The same day, Steron Mining and Company Limited — which started as a granite quarry before stumbling on lithium, then tantalite — unveiled an estimated 3.3 million metric tonnes of lithium reserves at its Abuja site.
Why These Minerals Matter
Not all minerals are equal. The ones found in Kaduna sit at the very centre of the global clean energy economy. Lithium powers the batteries that run electric vehicles and store renewable energy. Platinum group metals are critical for hydrogen fuel cells and catalytic converters. Nickel and copper are essential for electric motors and grid infrastructure. Rare earth elements go into everything from smartphones to guided missiles.
The world’s wealthiest economies — the United States, China, the European Union — are in an active scramble for secure supplies of these materials. Countries sitting on confirmed reserves of them have enormous negotiating leverage.
If Nigeria’s Kaduna deposits hold up under deeper exploration, the country joins a short list of nations with the raw inputs that the next economy runs on.

The Gap Between Discovery and Value
Nigeria has been here before or somewhere close to it. The country has known about its solid minerals potential for decades. What has changed less quickly is the infrastructure, regulation, and domestic processing capacity needed to convert that potential into wealth.

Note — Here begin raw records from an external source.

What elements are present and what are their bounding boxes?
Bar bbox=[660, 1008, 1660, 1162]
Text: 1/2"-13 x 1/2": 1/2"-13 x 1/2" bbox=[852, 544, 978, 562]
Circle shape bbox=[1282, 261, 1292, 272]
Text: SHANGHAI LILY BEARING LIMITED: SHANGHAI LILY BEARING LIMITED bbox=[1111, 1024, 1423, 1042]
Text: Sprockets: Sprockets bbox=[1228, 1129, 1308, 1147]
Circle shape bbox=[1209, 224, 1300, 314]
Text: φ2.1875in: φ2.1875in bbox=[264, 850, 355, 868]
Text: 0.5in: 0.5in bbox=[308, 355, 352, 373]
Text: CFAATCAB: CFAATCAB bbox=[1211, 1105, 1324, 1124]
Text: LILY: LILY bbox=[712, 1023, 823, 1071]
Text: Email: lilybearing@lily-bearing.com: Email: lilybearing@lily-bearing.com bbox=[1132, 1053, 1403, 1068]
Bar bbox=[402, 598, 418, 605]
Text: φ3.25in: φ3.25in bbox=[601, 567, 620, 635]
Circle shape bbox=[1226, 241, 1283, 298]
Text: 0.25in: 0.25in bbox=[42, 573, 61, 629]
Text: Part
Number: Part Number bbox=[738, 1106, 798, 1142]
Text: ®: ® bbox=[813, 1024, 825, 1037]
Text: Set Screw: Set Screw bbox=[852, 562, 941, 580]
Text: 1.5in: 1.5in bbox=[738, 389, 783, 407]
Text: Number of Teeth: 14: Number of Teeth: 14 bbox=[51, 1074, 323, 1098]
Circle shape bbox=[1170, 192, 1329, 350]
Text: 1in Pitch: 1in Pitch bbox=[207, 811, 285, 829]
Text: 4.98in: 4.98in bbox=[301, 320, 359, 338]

Alake acknowledged this directly. “For too long, Nigeria’s mineral endowment did not translate into sufficient national value,” he said, describing the familiar paradox: vast deposits, weak enforcement, poor geological data, and an economy built around exporting raw materials rather than finished products.
The government says it is now moving away from that model, with investors committing to processing projects designed to keep more value inside Nigeria. But the gap between a ministerial announcement and a functioning beneficiation industry is wide. The Kaduna discovery has been verified at the geological survey level. The next steps — commercial-scale exploration, environmental assessment, infrastructure investment, and regulatory clarity — are where Nigerian mining has historically lost momentum.
What to Watch
The Steron story is instructive. The company went in looking for granite. It found lithium. It is now finding tantalite. That pattern of mineral discovery compounding as exploration deepens is precisely what makes the Kaduna province significant. The question is whether Nigeria can build the conditions that attract serious long-term capital rather than the hit-and-run extraction that has characterised parts of its mining history.
For now, the announcement signals genuine government intent to position Nigeria in the global critical minerals market. Whether the Kaduna province becomes a transformative economic asset or another promising discovery that fades into inaction will depend on decisions made in the months ahead on licensing, processing mandates, community frameworks, and the quality of private sector partnerships the government is able to broker.
FURTHER READING
The geology appears promising. The harder work is everything else.